Program

SY17-1

Dark microglia across contexts of health and disease

[Speaker] Marie-Eve Tremblay:1
1:CRCHU de Québec-Université Laval, Quebec City, Canada

In my presentation, I will discuss about our recent characterization of an ultrastructurally distinct microglial phenotype that is predominantly associated with pathological states. These cells are rare in steady state conditions, but become prevalent upon chronic stress, aging, and Alzheimer's disease pathology, where they account for two-thirds of the normal microglial population. They exhibit several signs of cellular stress including a condensed, electron-dense cytoplasm and nucleoplasm giving them a 'dark' appearance in electron microscopy, accompanied by endoplasmic reticulum dilation, mitochondrial alterations, and a loss of nuclear heterochromatin pattern. The physiological significance of these dark microglia has yet to be elucidated but they appear extremely active, frequently reaching for synaptic clefts, while extensively encircling axon terminals, dendritic spines, and excitatory synapses with their highly ramified and extremely thin processes.
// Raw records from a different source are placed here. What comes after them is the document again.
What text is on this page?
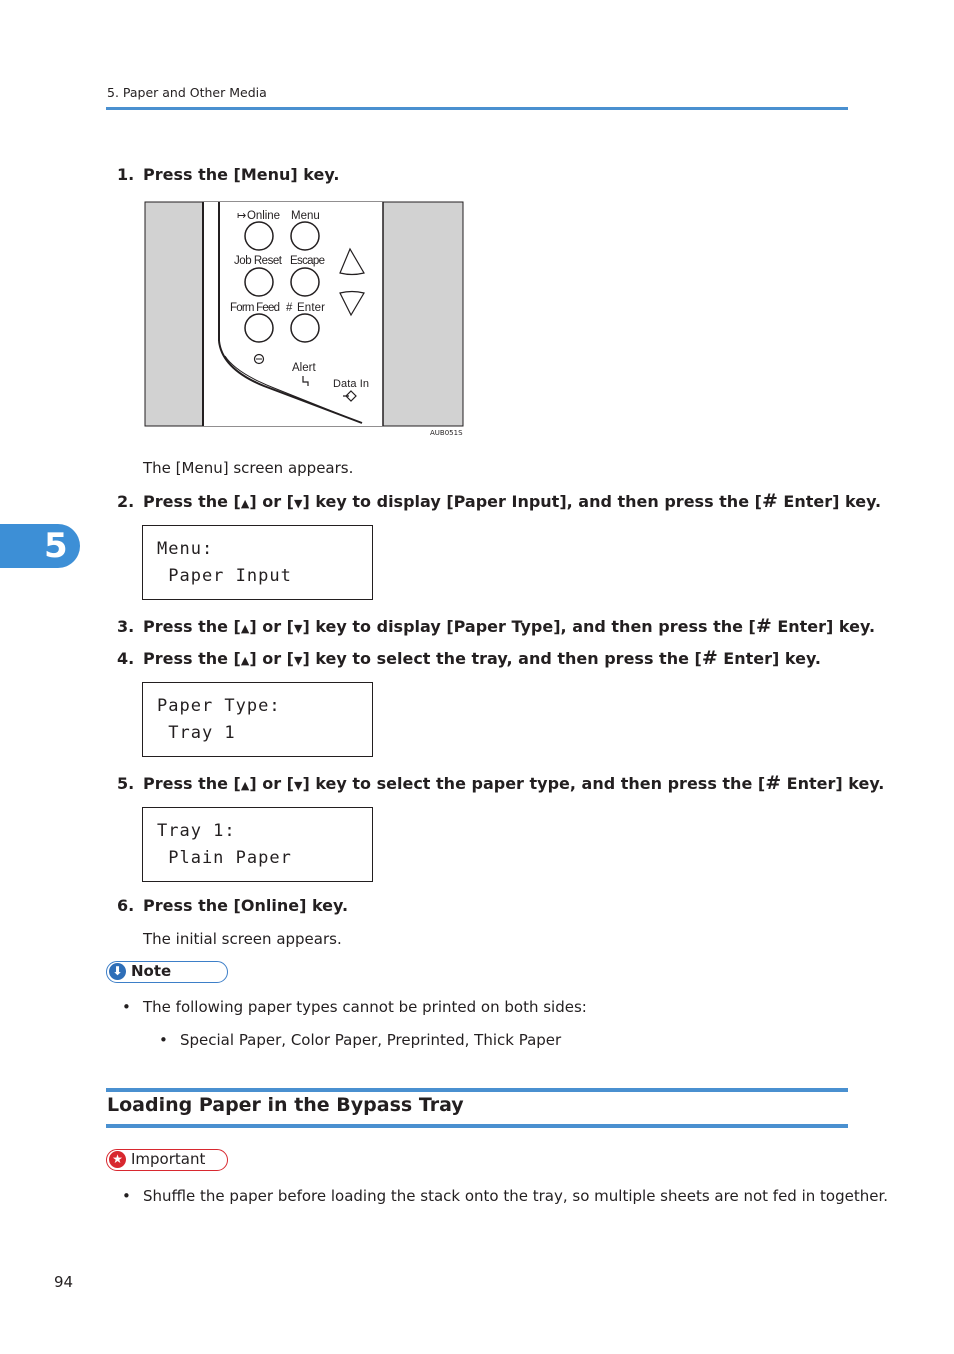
5. Paper and Other Media
5
1. Press the [Menu] key.
↦ Online Menu
Job Reset Escape
Form Feed # Enter
Alert
Data In
AUB051S
The [Menu] screen appears.
2. Press the [▲] or [▼] key to display [Paper Input], and then press the [# Enter] key.
Menu:
Paper Input
3. Press the [▲] or [▼] key to display [Paper Type], and then press the [# Enter] key.
4. Press the [▲] or [▼] key to select the tray, and then press the [# Enter] key.
Paper Type:
Tray 1
5. Press the [▲] or [▼] key to select the paper type, and then press the [# Enter] key.
Tray 1:
Plain Paper
6. Press the [Online] key.
The initial screen appears.
⬇ Note
• The following paper types cannot be printed on both sides:
• Special Paper, Color Paper, Preprinted, Thick Paper
Loading Paper in the Bypass Tray
★ Important
• Shuffle the paper before loading the stack onto the tray, so multiple sheets are not fed in together.
94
They strongly express CD11b, which forms complement receptor 3 involved in synaptic pruning, specifically in their processes encircling synaptic elements, and myeloid-cell specific TREM2 when associated with amyloid-β plaques. In addition, our recent work revealed the occurrence of these dark microglia in a schizophrenia mouse model induced by prenatal immunological challenge, as well as in early brain development, two conditions where synaptic pruning is exacerbated. These findings indicate that dark microglia could represent a subset of cells that become stressed as a result of their hyperactive involvement with the remodeling of neuronal circuits across development, plasticity, and disease.